I would just do a single temp. I loose about 10* when adding my grain. So start with 165* water. It’s easier to stir the grain to drop the temp than is is to try to warm it up.

So, once the grains/pumpkin are in my strainer, only sparge about 2.5 gallons of 170 F water over top of the grains/pumpkin in the strainer?

How big is your pot? If you are only able to boil ~3-4 gallons, yes 2.5 gallons of sparge water will get you close to the amount you can fit in your pot. Just play this by ear depending how much wort drains out of the grain/pumpkin.

Also, the pumpkin puree sounds like a good idea, I will probably do that.

Thanks for the responses[/quote]

At the risk of further complicating this thread. Yesterday I roasted 2 sugar pie pumpkins on the grill for approx. 90 min. with a pinch of Penzey’s Pumpkin pie spice on each until fork tender. After they were cool I scraped the flesh off the skin and pulsed that in the food processor. The puree smells like Thankgiving morning with atouch of smoke. I did the same thing last year and it really made a nice pumpkin Ale.

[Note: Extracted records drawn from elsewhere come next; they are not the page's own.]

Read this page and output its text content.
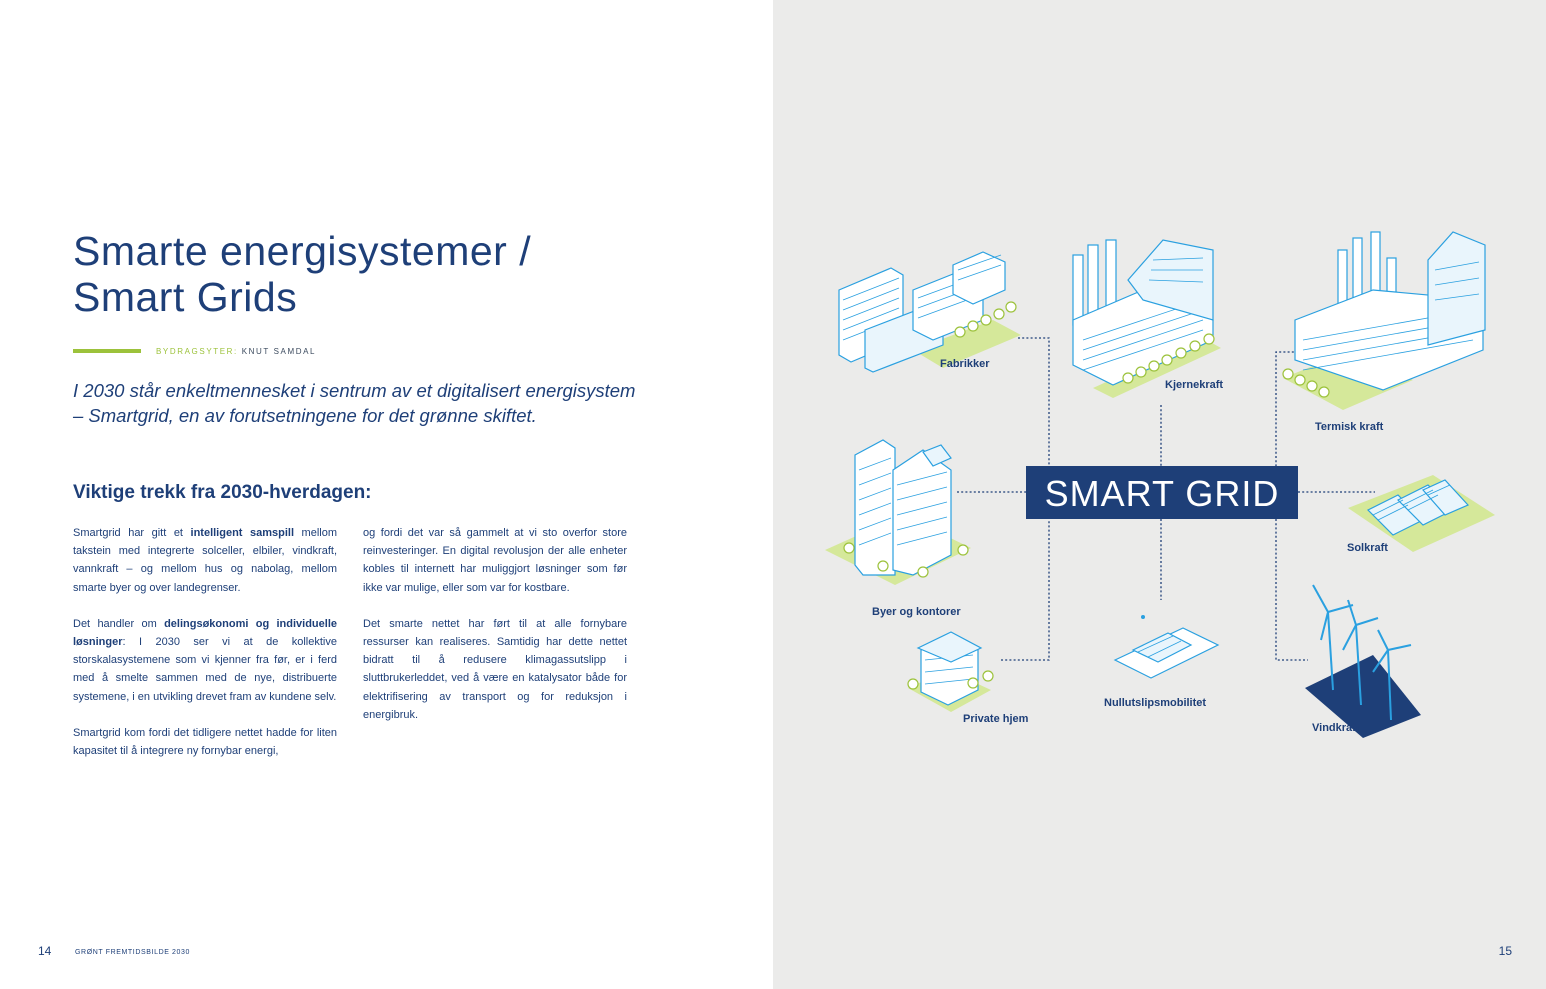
Smarte energisystemer /
Smart Grids
BYDRAGSYTER: KNUT SAMDAL

I 2030 står enkeltmennesket i sentrum av et digitalisert energisystem

– Smartgrid, en av forutsetningene for det grønne skiftet.

Viktige trekk fra 2030-hverdagen:

Smartgrid har gitt et intelligent samspill mellom takstein med integrerte solceller, elbiler, vindkraft, vannkraft – og mellom hus og nabolag, mellom smarte byer og over landegrenser.

Det handler om delingsøkonomi og individuelle løsninger: I 2030 ser vi at de kollektive storskalasystemene som vi kjenner fra før, er i ferd med å smelte sammen med de nye, distribuerte systemene, i en utvikling drevet fram av kundene selv.

Smartgrid kom fordi det tidligere nettet hadde for liten kapasitet til å integrere ny fornybar energi,

og fordi det var så gammelt at vi sto overfor store reinvesteringer. En digital revolusjon der alle enheter kobles til internett har muliggjort løsninger som før ikke var mulige, eller som var for kostbare.

Det smarte nettet har ført til at alle fornybare ressurser kan realiseres. Samtidig har dette nettet bidratt til å redusere klimagassutslipp i sluttbrukerleddet, ved å være en katalysator både for elektrifisering av transport og for reduksjon i energibruk.

14	GRØNT FREMTIDSBILDE 2030
Fabrikker
Kjernekraft
Termisk kraft
Byer og kontorer
SMART GRID
Solkraft
Private hjem
Nullutslipsmobilitet
Vindkraft
15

I wouldn’t puree the pumpkin - just roast in chunks and cut into cubes, then add to the mash in a separate bag. No need to sparge it.

I have a 5 gallon pot… and no need to sparge?

Idk if I will have room to add the pumpkin to the grains in a bag… it’s all going into my strainer. that’s my only means.

Thanks for the replies guys. Do you think I should add like a stabilizer or anything to the mash?

EDIT: Also, I saw you posted about controlling fermentation temps. Is there a reason for that? My hallway closet maintains a steady 65F at all times (I just moved here, and I’ve been reading it for around 3-4wks now). Is that bad?

EDIT 2: I think I’m just going to put a bunch of holes in the bottom of a 5gal bucket to mash the grains and pumpkin in. That way I don’t have to worry about it not fitting. Does that sound acceptable?

Here is what I would do with the information you have given us.

Go to the hardware store and buy a package of 5 gallon paint strainer bags. 2 in a pack.

Roast the pumpkins. Puree and add some water to make a soup. Note how much water is added, probably 1-2qts. Bring this up to ~150*

Add your grain (3.5lbs) to 5.5qts of 160* water (just over 1.5qt/lb). Add the pumpkin soup.

This can all be done in your boil pot. If you need to add some heat, do so on low and stir. Don’t scorch it. If you wrap the pot in some towels you should be ok with the temp. Or you can add this all to your bottling bucket. Before putting it in the bucket, line the bucket with the 2 paint strainer bags. Both bags to trap more of the pumpkin pulp.

After soaking the grain/pumpkin for 60 minutes, add 1 gallon of 180-190* water. Stir a couple of times and then drain 1qt. Add the qt back in and repeat. Then drain to your boil pot. You should have about 2.5 gallon.

Add 2.5-3 gallon of water to the grain/pumpkin. Stir a couple time and repeat the draining process. Now you should have ~4 gallon in your pot. My guess your gravity will be ~1.02 @ 4 gallons. Add 1/2 of your extract and finish like normal.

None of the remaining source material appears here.